Q: Do you think the recently released Kingpin demo captured most of Kingpin gameplay experience?
A: It gave a glimpse. We got a lot of feedback from the demo, and we're making a lot of changes. It was a good thing to release a demo at that point, now we have a clear focus of what the gaming public wants to see.

Q: Now... on the 3D APIs thing, should we expect just OpenGL support as in Quake or have you also planned adding Direct 3D support? I can't ignore 3D Audio, will Kingpin support EAX and/or A3D 2?
A: At this stage nothing is planned. Time permitting, I'd like to add support for every API out there, but obviously that's isn't being very realistic. First and formost our objective is to polish the gameplay.

Q: What about KNI and 3DNow! optimizations? Should we expect them out of the box or maybe in a later patch?
A: I can't really comment on this, since I haven't had much time to look into the work required to do this. There is no doubt that the biggest performance boost will come from using optimized drivers.

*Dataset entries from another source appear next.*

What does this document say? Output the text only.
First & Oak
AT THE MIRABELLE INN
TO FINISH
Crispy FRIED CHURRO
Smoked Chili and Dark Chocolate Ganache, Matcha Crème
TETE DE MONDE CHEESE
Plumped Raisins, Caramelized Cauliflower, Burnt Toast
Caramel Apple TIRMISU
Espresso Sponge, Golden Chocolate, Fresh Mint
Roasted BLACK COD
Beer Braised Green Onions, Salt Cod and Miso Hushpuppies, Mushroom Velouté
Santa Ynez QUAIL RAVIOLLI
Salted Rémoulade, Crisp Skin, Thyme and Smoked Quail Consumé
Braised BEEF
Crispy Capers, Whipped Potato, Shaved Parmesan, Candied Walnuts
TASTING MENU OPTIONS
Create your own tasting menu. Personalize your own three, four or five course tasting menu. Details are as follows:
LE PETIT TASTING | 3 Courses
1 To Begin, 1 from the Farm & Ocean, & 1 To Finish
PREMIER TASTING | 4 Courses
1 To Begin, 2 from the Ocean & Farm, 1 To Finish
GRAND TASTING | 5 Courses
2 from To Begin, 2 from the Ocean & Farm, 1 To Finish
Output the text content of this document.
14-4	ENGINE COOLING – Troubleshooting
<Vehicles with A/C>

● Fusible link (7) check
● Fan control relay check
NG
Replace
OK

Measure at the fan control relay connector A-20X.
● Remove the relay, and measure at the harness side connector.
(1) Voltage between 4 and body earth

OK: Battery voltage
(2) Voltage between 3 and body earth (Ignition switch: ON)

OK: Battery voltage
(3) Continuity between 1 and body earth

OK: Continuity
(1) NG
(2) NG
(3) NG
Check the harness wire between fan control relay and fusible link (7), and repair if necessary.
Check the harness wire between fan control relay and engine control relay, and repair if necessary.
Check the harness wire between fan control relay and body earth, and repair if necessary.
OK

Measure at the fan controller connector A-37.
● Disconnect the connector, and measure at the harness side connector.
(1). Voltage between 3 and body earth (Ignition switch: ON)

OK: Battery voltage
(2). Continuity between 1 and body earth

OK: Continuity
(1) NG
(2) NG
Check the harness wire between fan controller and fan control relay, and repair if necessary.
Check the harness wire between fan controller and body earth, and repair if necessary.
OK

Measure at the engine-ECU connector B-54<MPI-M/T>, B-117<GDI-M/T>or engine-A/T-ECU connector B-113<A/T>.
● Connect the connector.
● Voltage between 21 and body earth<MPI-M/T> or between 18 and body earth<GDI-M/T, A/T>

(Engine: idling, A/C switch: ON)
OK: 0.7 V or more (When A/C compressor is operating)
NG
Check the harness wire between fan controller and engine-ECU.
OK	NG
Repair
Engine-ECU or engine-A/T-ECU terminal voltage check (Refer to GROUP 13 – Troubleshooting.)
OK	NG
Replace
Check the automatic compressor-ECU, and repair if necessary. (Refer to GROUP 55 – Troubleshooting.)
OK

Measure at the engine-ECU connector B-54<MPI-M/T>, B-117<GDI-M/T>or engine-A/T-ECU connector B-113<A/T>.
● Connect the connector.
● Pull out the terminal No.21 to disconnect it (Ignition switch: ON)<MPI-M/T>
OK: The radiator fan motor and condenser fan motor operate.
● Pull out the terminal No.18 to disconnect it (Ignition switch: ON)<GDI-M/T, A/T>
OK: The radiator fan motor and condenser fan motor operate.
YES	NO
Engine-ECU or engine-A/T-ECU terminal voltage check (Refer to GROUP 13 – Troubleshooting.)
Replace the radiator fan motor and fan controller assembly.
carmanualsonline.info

Q: What are the basic machine specs to run Kingpin at a decent frame-rate?
A: Whatever runs the demo at a reasonable speed, will obviously run the final game nicely. We have a lot of optimizations left, the biggest of that being the memory requirements.
Since different 3d cards/CPU speeds & brands/memory mix to produce large variations in performance, it's difficult to give a flat miminum spec at this point.

Q: What is your favourite weapon in Kingpin?
A: In Single Player, the Shotgun owns. In multi, I like the Tommy Gun, or the Flamethrower.

Q: Anything you would like to add about Kingpin?
A: Just that it's been a pleasure to work on.